Associated equipment included five Paradigm Reference Studio v.4 speakers, the Paradigm Seismic 110 sub (without its built-in EQ), and an OPPO BDP-83SE universal disc player.
Learning to Trust
Before the movie demos began, I considered how to approach the low-volume listening modes. I chose not to use THX Loudness Plus. Don’t interpret that as a slam: I’ve used THX Loudness Plus in the past and found it useful. But in this case, I concentrated my attention on Audyssey Dynamic EQ (on) and Dynamic Volume (at the lightest of three settings). In several past reviews, I’ve come to trust Dynamic EQ/Volume. So for the first time, I left these settings in place, with no A/B-ing, allowing them to consistently shape my impressions of every movie I watched. I only turned them off once I started my music demos.

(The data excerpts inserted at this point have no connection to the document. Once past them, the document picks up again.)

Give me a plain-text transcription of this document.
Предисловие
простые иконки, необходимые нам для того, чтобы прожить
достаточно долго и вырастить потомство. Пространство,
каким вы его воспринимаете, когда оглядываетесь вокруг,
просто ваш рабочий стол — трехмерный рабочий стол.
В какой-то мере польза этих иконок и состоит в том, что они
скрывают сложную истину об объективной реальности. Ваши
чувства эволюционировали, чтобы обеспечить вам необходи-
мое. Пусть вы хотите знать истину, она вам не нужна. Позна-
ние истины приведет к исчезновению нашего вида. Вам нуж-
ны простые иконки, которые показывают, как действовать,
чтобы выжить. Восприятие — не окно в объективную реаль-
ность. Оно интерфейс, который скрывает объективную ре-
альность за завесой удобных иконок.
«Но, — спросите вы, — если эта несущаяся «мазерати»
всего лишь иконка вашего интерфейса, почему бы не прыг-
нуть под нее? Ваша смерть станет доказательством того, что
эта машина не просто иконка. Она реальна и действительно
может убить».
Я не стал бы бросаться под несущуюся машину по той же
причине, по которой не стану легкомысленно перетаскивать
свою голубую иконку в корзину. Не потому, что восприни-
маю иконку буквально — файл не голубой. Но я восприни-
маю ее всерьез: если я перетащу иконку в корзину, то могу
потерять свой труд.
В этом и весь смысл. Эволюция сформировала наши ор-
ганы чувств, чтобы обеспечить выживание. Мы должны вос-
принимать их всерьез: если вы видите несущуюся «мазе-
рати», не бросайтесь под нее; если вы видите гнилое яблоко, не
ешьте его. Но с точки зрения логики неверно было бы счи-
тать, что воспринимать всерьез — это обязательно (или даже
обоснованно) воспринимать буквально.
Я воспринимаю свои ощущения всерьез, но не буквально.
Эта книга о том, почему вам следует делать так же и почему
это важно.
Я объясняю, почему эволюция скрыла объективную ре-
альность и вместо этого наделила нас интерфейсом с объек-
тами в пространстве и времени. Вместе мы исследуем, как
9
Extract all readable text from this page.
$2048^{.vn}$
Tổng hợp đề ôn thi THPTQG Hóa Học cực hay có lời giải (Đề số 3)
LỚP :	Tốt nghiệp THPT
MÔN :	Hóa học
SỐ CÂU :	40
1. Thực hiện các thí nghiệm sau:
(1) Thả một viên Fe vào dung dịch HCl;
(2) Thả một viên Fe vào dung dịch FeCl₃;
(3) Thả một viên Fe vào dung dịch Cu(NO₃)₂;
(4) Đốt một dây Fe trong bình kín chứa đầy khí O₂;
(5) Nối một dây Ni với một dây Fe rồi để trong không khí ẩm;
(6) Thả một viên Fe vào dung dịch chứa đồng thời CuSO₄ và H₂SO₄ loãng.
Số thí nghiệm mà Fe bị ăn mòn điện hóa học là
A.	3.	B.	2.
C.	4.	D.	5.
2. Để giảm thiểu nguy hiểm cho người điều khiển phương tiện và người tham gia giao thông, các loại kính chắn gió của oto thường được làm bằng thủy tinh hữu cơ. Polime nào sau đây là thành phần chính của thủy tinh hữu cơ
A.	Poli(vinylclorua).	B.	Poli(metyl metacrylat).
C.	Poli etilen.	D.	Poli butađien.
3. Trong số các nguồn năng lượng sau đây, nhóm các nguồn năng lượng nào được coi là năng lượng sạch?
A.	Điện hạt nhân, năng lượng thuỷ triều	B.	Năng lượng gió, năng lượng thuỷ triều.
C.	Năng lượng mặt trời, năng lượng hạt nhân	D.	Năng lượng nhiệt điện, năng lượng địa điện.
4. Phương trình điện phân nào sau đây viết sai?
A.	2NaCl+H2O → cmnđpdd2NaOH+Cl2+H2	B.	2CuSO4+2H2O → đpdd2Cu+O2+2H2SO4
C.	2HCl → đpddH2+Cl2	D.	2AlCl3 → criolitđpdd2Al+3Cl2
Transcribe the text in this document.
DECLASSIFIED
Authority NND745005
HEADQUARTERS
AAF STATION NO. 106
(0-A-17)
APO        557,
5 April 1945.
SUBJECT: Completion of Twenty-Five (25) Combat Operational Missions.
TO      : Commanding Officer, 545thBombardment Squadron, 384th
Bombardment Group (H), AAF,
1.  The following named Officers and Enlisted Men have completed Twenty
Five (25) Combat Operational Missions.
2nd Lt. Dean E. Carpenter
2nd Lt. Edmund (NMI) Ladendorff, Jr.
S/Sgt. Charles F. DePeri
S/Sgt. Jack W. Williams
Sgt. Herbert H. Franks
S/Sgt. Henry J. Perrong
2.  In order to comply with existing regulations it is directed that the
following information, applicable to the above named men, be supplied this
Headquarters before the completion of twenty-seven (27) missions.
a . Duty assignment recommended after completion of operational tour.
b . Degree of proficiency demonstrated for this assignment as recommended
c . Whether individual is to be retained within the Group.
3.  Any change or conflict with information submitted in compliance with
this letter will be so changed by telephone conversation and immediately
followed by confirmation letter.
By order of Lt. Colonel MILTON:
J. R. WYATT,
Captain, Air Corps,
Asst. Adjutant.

Robin Hood—the version with Russell Crowe and Cate Blanchett—arrived on Blu-ray Disc in DTS-HD Master Audio. Audyssey Dynamic EQ fostered strong surround envelopment, as it is designed to do. I wasn’t surprised to hear consistent all-channel effects in battle scenes—with whizzing arrows, anguished cries, the ringing of unsheathed swords, and the thuds of falling bodies. But low-intensity moments, like the spooky movement of air in the forest, were just as enveloping. In this and other demos, the subwoofer level was just slightly on the high side. The distinction was small enough to be a matter of taste, so I didn’t fiddle with the sub level.
Cop Out (DVD, Dolby Digital) exploits the comic interaction of Bruce Willis, here playing the straight man, and Tracy Morgan, who gushes comic energy and goofball charm. Audyssey Dynamic Volume throttled back the loud parts only a little—gunplay, crashing cars, and shattering glass were still mildly shocking. A moment of electronic percussion seemed a little on the fat side. This reinforced my previous perception of an overstated sub volume, but the effect was fleeting. Either Audyssey Dynamic EQ was momentarily boosting the bass beyond my admittedly conservative preference or a setup anomaly had tripped up MultEQ. I’m inclined not to blame MultEQ, because the perception didn’t recur in the music demos, when MultEQ operated without the low-volume modes.
Extraordinary Measures (DVD, Dolby Digital) doesn’t contain any slam-bang effects, but it did show off the Integra/Audyssey combo’s prowess with dialogue—I didn’t miss a word. Orchestral textures were sweet and vague, which I’ve found to be characteristic of both Dolby Digital and the default mixing preference for movie soundtracks in general. Brief passages with drums were well balanced, and my previous brief impressions of high sub volume didn’t recur.
Two-Channel Has Its Revenge
For my music demos, I switched off Audyssey Dynamic EQ and Dynamic Volume but left MultEQ in the circuit. My days of anxiously turning MultEQ on and off may be behind me. As with Dynamic EQ and Dynamic Volume, I’ve come to trust Audyssey’s room correction.
Over a four-day weekend, I came to grips with Deutsche Grammophon’s seven-DVD set of Leonard Bernstein conducting Beethoven’s symphonies and piano concertos, along with several overtures: Missa Solemnis, Choral Fantasy, and String Quartet Op. 131 arranged for string orchestra. Given a choice between DTS 5.1 and PCM stereo, I surprised myself by consistently preferring the latter (in a mode that allows for bass management and room correction). Surround levels in the DTS mix were way too high, which made me feel like I was sitting in the last row of the balcony among a bunch of fidgeters and heavy breathers. On the other hand, the stereo mix put me in the middle of the hall, the prime spot, with the action coming from the stage. With or without the Dolby Pro Logic II Music mode, the stereo mix beat the surround mix consistently in tonal balance and musicality, showing Integra’s amplification at its most refined. In five piano concertos with soloist Krystian Zimerman, the Polish firebrand’s nimble yet powerful touch nestled in the heavenly textures of the world’s finest orchestra, and I was borne away.
Blue Öyster Cult’s Agents of Fortune—yes, the one with “(Don’t Fear) The Reaper”—got the 5.1-channel treatment in a non-hybrid SACD release nine years ago. Once again, surround and stereo fought for my soul, and once again, stereo won. The high-resolution stereo mix had a kind of miraculous density that the high-resolution surround mix lacked. While the surround mix was less speaker-bound, it lost focus when even minor elements moved into the surround channels. The more prominent those elements were—say, the raga guitar solo in the middle section of “Reaper”—the more they broke the spell. In an A/V receiver with less resolution than this one, stereo would have had less of a chance. This is why you pay four figures for an AVR. Listening modes aside, higher overall performance gives you more choices.